Density functional theory study of nitrogen-doped graphene as a high-performance electrocatalyst for CO2RR

Metal-free catalysts for the CO2 reduction reaction (CO2RR) is a research hotspot to enhance CO2 utilization as a way to counteract global warming. Nitrogen-doped graphene attracts attention because of the abundance of nitrogen and promising catalytic performance of graphene. In this work, we investigated various N-doped configurations and their corresponding catalytic abilities for CO2RR to ethanol via spin-polarized density functional theory (DFT) computations. The final results indicate that site 43 of binary-N-doped graphene had high CO2RR activity, stable adsorption of reactants, and good activation of CO2. The catalysis process demonstrated features of low free energy barriers in the rising stage and obvious facilitation of the potential-limiting step.
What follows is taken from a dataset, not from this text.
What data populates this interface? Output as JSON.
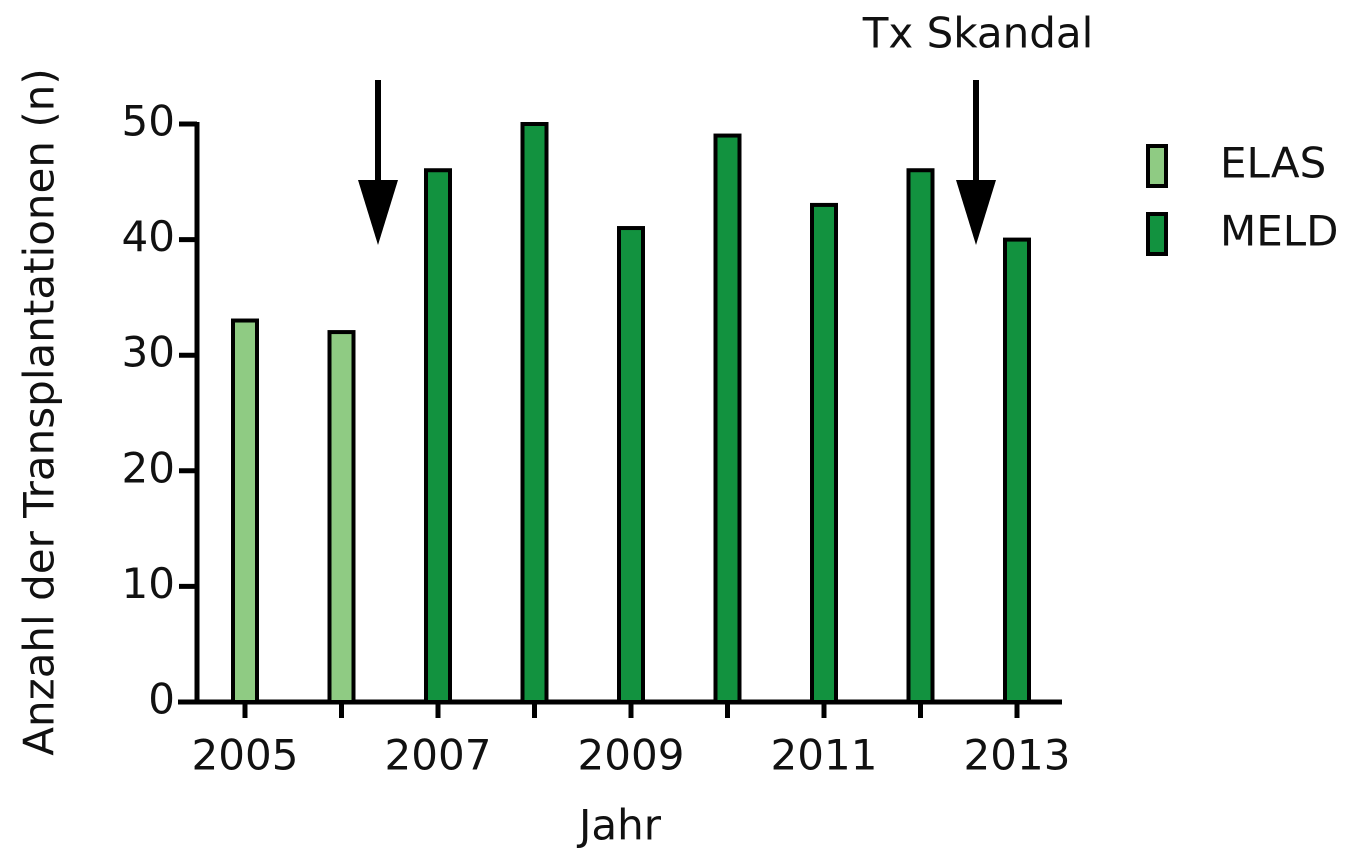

Compared with a catalyst-free process, it can effectively improve the reaction activity. The results provide theoretical guidance for the design and preparation of high-performance CO2RR catalysts.

Automated summary

Metal-free catalysts, such as nitrogen-doped graphene, are of interest in enhancing CO2 utilization for mitigating global warming. Through DFT computations, it was found that site 43 of binary-N-doped graphene exhibited high CO2RR activity and stable adsorption of reactants. The catalysis process showed low free energy barriers and promoted the potential-limiting step, providing insights for the design of efficient CO2RR catalysts.